PEHD, PET, PP : quelle matière pour quel flacon
Un flacon plastique n’est jamais neutre : la matière dont il est fait détermine sa transparence, sa résistance chimique, sa capacité à retenir un gaz ou une odeur, et la température qu’il supporte sans se déformer. Trois matières reviennent le plus souvent dans le conditionnement de flacons : le polyéthylène haute densité (PEHD), le polyéthylène téréphtalate (PET) et le polypropylène (PP). Elles ne se distinguent pas par du marketing, mais par des propriétés physiques et chimiques mesurables, documentées par les fournisseurs de matières premières et de matériel scientifique.
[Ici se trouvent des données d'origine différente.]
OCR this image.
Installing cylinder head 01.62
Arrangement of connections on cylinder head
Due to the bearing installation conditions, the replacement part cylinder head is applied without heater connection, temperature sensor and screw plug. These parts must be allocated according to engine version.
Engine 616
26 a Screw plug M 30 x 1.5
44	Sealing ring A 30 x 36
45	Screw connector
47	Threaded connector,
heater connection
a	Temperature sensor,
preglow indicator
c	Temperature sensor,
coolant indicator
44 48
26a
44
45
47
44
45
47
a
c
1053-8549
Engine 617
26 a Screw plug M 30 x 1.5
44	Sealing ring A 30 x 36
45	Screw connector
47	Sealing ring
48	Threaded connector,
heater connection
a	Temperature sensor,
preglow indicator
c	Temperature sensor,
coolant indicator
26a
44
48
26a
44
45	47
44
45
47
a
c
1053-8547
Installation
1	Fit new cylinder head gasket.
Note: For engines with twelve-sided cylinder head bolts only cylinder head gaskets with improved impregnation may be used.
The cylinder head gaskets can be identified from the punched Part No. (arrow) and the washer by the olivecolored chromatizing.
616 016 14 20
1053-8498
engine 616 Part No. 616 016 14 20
Le PEHD est une polyoléfine — famille chimique qui inclut aussi le PP — obtenue par polymérisation de l’éthylène selon un procédé qui produit des chaînes moléculaires resserrées, d’où sa densité plus élevée que d’autres polyéthylènes. Il se présente à l’état naturel sous un aspect blanc laiteux, translucide plutôt que transparent. Chimiquement inerte, il résiste bien à un grand nombre d’acides, de bases et de solvants usuels ; seuls les oxydants forts finissent, à la longue, par le fragiliser. Sa tenue en température va jusqu’à environ 120 °C en usage continu, et il conserve sa résistance aux chocs même à basse température. Ces propriétés en font une matière courante pour des flacons à usage industriel, cosmétique ou pharmaceutique, partout où l’opacité ne pose pas de problème et où la résistance chimique prime sur la visibilité du contenu.
Le PET appartient à une autre famille chimique, les polyesters. Sa propriété la plus visible est son excellente transparence : il laisse voir le contenu avec une clarté optique proche de celle du verre, ce qui explique sa présence massive dans l’embouteillage de boissons et, plus largement, partout où la présentation du produit compte. Il oppose aussi une barrière efficace au passage des gaz — en particulier au dioxyde de carbone — et à l’humidité, ce qui limite les échanges entre le contenu et l’air extérieur dans le temps. Il est en revanche plus sensible aux chocs à basse température que le PEHD ou le PP, et sa tenue à la chaleur est plus limitée.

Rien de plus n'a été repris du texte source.